French campaign takes on crime
| PARIS
Ask a French person what the city of Strasbourg is famous for, and they probably won't mention its medieval cathedral.
These days, they will likely say it's the town where the most cars are burned every night by disaffected youths.
And although Strasbourg led the country with 1,304 torched cars last year, France's other big cities follow close behind. The juvenile sport of car-burning has taken on such epidemic proportions that the police no longer respond to citizens reporting the blazing vehicles, let alone arrest the perpetrators.
Leading criminologists trace the rise in crimes in France to kids who have dropped out of the education system and are unemployed. They have grown increasingly resentful of the wealth that surrounds them, a result of the economic boom of the late 1990s. Burning cars is one of the many ways they take out their mounting anger and frustration.
It is little surprise then that law and order is promising to be the single most important issue in the upcoming presidential and parliamentary elections, which run from April to June. The most recent opinion polls show that crime has replaced the economy as the top concern among voters.
President Jacques Chirac and Prime Minister Lionel Jospin are currently the top favorites to win the presidency. They are the only politicians who have officially announced their candidacies, even though more than a dozen contenders are expected to challenge them.
In one of his first major campaign speeches last week, Mr. Chirac was quick to place the fight against crime at the heart of his bid before his rivals did the same. He announced he would implement a far-reaching program to fight crime if reelected, including the creation of a new internal security ministry and more juvenile detention centers.
Last year, the total number of crimes committed in France exceeded 4 million for the first time in the country's history, an increase of nearly 8 percent from the previous year. The largest increase was in violent crime, which jumped nearly 10 percent. Theft accounted for a record 63 percent of all crimes recorded, while the number of rapes rose by 13 percent.
France's big cities weren't the only places affected. Regions usually associated with tranquil village squares recorded some of the sharpest rises: 18 percent in the Loire Valley, for example.
Chirac's campaign team immediately jumped on the figures as evidence that the Socialist government of Mr. Jospin is soft on crime. Under the French constitution, power is divided between a directly elected president and a prime minister selected by the National Assembly, or lower house of parliament. Both the right and the left are hoping for a double victory in the presidential and parliamentary elections to put an end to the strained power-sharing arrangement that Chirac and Jospin have endured since 1997.
Jean-Francois Copé, one of Chirac's senior election campaign managers, said part of the president's "Sécurité" program would be to introduce "zero impunity" - ensuring that all crimes are punished. According to crime experts, only 6 percent of all crimes committed in France lead to convictions. Young offenders, such as those who burn cars, seem well aware that there is little chance that they will be penalized.
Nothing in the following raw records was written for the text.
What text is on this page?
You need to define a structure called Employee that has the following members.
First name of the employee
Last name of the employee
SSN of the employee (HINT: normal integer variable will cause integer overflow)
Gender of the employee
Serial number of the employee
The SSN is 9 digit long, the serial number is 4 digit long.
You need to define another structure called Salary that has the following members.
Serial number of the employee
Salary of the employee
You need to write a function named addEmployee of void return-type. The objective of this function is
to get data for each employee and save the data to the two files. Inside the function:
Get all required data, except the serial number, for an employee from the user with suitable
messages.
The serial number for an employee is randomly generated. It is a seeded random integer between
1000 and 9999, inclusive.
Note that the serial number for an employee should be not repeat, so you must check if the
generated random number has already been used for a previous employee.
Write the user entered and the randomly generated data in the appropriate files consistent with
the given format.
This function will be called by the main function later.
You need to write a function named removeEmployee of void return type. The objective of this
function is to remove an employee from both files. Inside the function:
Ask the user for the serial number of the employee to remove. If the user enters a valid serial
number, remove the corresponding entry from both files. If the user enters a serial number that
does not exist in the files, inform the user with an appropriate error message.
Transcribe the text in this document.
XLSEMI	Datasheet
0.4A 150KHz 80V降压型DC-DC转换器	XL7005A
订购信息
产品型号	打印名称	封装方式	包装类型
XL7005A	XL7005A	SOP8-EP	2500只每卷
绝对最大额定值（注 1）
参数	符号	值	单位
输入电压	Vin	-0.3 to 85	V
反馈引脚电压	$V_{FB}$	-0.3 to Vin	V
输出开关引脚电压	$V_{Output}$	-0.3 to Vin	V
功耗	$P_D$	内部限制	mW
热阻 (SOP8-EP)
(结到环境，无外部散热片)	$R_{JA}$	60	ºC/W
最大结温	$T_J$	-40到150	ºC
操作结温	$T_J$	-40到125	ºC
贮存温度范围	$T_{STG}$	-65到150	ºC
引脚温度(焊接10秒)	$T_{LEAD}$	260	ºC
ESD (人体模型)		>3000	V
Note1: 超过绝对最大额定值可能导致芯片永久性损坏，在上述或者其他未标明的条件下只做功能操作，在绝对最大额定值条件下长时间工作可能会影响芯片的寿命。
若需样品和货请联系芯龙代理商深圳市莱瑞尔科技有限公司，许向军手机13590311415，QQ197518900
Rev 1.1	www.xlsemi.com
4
Sebastien Roché, a sociologist who has conducted numerous surveys on crime, welcomed some of Chirac's points, but said they fell short on fighting the causes of crime. He said France already has one of Europe's highest policing ratios - 396 police per inhabitant compared with 303 in Britain and 329 in neighboring Germany. Throwing more police - even better-equipped police - at the problem would completely ignore the underlying causes of French delinquency. Education, says Mr. Roché, should be the priority.
"Too many young people can't keep up at school, so they drop out, live on the streets, and turn to crime," he says, explaining that the French high school education exam - the baccalauréat - was too difficult and alternatives should be offered. "Locking these kids up is certainly not going to solve any long-term problems."
Police say the main increase in crime last year came from teenagers, with a sharp rise in offenses carried out by children under 13.
The majority are the children of North African immigrants, who live in ghettolike suburbs of large towns, completely cut off from the rest of French society. These "no-go" areas, where night curfews are commonplace, have become so dangerous in recent years that many emergency service workers, such as ambulance drivers and firefighters, refuse to enter the satellite towns for fear of being attacked.
Alain Bauer, one of the country's top criminologists, says politicians face an enormous task. He says none of the leading contenders for the presidency "have any idea how to tackle crime."
Like Roché, he says helping France's troubled and violent youth, many of whom are victims of violence themselves, should be the country's top priority.
Mr. Bauer believes many reasons exist for the rise in violent crimes other than car-burning vandalism. He says insurance companies are demanding that homes and cars be better protected. This apparently translates into criminal acts that tend to be targeted at individuals rather than property, which often means they are more violent in nature.
Last week, French actress Sophie Marceau was the latest high-profile victim of violent crime. Ms. Marceau, who is several months pregnant, was dragged from her car by five men who then drove off with her vehicle.
Bauer says the burglars of yesterday are the muggers of today. "It is easier to rob someone who has just withdrawn cash from a bank dispenser or to steal his mobile phone than to enter a house, which may have a sophisticated alarm system," he says. "So it is only natural that we feel a lot less safe. If you're personally involved, you're no longer just a witness."